In terms of throughput properties, SurrealKV excels through its sequential write patterns that maximize I/O bandwidth utilization. The system's concurrent read operations effectively scale with available CPU cores, while range queries are optimized through the trie's prefix-based organization.

The recovery semantics are robust and predictable. During initial startup, the system performs a full segment scan to rebuild the index. Recovery and repair times scale proportionally with the total segment size and last active segment size, respectively. Data integrity is maintained through CRC verification during recovery. The system handles partial writes effectively by using CRC32 calculations from record fields to detect truncated writes, identifying and truncates incomplete records during recovery, and ensuring transaction logs are recovered to the last valid record boundary.
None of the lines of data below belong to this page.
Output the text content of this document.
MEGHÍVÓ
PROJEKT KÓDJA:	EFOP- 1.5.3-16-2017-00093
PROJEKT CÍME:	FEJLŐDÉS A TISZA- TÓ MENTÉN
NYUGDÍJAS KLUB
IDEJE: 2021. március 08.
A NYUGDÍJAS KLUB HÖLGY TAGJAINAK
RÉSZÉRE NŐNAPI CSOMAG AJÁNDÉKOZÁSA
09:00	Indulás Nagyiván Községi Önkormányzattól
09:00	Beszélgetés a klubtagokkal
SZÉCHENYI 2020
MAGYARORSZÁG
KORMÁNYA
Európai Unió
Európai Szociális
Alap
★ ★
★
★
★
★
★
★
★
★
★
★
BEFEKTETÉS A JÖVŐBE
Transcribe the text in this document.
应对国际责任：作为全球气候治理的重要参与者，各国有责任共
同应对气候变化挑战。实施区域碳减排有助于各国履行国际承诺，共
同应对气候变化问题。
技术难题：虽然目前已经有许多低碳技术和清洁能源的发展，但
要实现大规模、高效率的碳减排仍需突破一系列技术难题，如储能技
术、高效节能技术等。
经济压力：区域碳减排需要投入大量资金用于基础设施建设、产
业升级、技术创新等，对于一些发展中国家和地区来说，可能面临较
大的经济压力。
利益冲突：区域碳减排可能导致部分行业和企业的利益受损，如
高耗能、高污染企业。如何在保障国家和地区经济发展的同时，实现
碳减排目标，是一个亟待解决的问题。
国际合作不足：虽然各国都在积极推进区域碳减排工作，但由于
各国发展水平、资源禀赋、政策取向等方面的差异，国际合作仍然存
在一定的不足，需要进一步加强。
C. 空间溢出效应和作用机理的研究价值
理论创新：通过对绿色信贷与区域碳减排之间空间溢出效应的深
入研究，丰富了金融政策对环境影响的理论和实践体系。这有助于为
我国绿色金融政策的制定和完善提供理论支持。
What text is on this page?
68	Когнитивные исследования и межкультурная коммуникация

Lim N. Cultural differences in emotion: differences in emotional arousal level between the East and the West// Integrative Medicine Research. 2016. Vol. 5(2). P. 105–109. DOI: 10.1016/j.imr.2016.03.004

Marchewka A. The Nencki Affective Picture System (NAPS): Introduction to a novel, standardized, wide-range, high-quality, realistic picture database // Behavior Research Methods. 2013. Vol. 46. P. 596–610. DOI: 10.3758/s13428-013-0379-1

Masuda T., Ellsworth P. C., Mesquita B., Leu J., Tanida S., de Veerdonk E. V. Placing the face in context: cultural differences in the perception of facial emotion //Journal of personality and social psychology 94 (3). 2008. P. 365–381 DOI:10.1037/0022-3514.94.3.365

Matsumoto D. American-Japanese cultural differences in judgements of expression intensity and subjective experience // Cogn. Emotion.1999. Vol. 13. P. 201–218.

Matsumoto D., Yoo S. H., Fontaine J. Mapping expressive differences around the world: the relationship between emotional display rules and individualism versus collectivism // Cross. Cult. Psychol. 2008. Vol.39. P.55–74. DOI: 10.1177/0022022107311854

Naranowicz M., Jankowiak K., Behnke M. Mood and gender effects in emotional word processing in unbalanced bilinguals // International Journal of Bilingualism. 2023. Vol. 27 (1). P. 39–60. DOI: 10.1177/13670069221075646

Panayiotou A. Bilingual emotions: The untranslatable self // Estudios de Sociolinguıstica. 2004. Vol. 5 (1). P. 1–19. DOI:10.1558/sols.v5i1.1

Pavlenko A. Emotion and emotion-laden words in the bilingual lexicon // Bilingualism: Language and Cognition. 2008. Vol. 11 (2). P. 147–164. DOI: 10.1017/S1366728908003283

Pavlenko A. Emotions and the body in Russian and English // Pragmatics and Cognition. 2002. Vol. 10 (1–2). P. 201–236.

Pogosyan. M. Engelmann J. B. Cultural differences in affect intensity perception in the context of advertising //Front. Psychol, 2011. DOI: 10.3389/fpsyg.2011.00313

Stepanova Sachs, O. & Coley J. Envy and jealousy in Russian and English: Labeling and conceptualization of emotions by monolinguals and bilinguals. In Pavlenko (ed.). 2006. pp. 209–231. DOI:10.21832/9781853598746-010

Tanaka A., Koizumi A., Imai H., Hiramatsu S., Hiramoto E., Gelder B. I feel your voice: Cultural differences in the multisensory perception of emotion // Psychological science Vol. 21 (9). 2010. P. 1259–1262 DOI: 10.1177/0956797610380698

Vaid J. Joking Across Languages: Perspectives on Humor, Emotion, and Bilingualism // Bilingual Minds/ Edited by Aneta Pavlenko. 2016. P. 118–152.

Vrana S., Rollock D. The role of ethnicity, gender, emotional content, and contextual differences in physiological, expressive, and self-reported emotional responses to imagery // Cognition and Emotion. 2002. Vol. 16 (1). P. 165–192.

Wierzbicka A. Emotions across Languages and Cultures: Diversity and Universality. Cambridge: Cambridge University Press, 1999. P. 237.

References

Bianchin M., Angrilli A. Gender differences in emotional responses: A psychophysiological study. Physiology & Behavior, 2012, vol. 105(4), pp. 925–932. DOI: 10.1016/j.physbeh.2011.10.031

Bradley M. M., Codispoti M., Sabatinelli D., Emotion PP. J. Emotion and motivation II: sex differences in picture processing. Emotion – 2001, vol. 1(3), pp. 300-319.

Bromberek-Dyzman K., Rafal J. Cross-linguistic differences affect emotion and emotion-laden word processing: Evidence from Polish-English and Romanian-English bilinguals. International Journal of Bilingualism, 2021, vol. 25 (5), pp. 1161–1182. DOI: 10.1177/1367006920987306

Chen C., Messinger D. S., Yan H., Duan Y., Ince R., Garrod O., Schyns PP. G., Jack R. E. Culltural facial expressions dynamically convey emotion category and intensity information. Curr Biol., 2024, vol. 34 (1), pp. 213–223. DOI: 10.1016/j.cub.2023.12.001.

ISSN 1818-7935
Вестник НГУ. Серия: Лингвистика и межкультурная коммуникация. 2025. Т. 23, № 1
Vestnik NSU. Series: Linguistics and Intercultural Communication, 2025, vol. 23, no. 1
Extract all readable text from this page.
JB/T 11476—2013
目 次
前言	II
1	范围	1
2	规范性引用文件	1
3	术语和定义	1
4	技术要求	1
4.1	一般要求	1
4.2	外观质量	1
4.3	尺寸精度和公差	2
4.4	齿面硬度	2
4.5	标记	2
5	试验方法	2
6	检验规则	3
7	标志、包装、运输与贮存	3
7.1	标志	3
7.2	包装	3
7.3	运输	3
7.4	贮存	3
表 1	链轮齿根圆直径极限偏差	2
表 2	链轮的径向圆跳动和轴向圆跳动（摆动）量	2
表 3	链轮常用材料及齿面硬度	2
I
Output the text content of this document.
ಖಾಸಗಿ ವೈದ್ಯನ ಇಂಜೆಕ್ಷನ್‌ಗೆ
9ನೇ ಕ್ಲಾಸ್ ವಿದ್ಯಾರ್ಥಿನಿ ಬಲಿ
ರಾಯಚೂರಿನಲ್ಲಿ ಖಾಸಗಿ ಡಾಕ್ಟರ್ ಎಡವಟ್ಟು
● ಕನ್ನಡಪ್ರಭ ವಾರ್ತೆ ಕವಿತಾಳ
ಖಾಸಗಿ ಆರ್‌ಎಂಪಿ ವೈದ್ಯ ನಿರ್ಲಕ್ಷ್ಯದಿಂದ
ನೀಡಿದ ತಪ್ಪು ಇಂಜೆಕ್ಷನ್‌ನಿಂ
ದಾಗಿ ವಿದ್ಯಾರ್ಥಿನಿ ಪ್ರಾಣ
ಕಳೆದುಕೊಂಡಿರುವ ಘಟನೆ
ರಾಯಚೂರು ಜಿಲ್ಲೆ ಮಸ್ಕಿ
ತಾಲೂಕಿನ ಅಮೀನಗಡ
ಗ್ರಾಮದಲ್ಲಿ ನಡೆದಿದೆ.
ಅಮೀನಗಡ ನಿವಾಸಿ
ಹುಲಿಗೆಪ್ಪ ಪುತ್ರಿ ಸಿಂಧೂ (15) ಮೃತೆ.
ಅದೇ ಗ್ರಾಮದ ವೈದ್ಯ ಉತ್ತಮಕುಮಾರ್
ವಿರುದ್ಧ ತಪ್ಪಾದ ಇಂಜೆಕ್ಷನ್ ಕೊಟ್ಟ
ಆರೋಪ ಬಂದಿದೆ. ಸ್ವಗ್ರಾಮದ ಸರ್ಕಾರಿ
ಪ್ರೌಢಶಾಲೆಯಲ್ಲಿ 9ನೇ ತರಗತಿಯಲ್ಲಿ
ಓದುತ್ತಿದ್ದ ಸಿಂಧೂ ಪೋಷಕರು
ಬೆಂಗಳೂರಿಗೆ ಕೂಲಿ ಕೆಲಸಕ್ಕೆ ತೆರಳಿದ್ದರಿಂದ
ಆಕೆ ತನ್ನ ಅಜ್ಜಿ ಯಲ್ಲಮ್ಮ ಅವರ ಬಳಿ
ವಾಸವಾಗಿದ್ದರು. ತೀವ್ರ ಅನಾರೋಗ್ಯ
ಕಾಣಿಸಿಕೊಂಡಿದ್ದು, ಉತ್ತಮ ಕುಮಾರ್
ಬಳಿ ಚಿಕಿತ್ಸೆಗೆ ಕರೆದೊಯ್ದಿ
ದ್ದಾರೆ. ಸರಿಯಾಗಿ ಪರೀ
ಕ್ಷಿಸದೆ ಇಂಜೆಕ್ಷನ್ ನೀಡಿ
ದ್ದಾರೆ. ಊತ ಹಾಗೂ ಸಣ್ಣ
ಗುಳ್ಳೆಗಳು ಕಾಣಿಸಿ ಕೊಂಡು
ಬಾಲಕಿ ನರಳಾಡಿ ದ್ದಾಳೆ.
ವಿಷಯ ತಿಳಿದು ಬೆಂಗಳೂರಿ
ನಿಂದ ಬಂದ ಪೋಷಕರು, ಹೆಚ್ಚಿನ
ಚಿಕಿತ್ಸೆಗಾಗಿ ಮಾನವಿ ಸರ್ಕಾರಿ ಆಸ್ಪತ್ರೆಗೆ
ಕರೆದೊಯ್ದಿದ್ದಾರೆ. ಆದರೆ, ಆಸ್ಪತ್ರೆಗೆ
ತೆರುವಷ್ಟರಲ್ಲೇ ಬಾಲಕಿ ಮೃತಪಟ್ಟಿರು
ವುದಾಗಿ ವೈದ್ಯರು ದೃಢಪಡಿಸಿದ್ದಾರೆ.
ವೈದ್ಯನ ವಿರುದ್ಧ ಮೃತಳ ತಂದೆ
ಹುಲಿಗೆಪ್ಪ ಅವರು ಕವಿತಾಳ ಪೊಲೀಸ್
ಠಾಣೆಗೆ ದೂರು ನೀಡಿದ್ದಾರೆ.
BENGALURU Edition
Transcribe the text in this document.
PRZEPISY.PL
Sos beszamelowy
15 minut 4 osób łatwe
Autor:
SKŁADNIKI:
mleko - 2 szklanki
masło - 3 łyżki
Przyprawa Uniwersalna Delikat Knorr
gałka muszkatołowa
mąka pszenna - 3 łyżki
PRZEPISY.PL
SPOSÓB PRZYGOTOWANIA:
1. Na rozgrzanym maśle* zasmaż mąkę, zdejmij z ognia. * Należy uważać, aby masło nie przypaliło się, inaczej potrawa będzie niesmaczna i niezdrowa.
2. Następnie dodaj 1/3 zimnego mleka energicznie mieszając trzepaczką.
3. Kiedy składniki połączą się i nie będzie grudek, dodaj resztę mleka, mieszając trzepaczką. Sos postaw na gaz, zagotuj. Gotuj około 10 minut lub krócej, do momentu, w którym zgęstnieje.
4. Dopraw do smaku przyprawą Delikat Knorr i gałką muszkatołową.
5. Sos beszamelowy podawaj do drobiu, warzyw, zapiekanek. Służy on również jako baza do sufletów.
Operationally, SurrealKV offers significant advantages. The compaction process runs concurrently with normal operations, and the append-only format makes replication procedures straightforward.

Limitations

SurrealKV does have some important limitations to consider, many of which pertain to SurrealKV when versioning is enabled:

Memory management is a key consideration, as the index must reside in memory. Memory usage scales with the number of unique keys, key size distribution, and the number of versions per key.
Write amplification is another factor to consider. Each update creates a new version, requiring periodic compaction. During compaction, space usage temporarily increases.
Range query performance varies depending on several factors: key distribution, version history depth, and range size. Large ranges may require multiple disk reads to complete.
From an operational standpoint, regular compaction is necessary for space reclamation. System restart time increases with log size, and high-cardinality keyspaces can create memory pressure.

Performance implications

SurrealKV is particularly well-suited for certain use cases. It performs optimally with write-intensive workloads, point query dominated patterns, prefix-based access patterns, and time-series data with version tracking.

However, some scenarios may not be ideal for SurrealKV. These include memory-constrained environments, very large key spaces, scan-heavy workloads, and situations involving random updates to large datasets.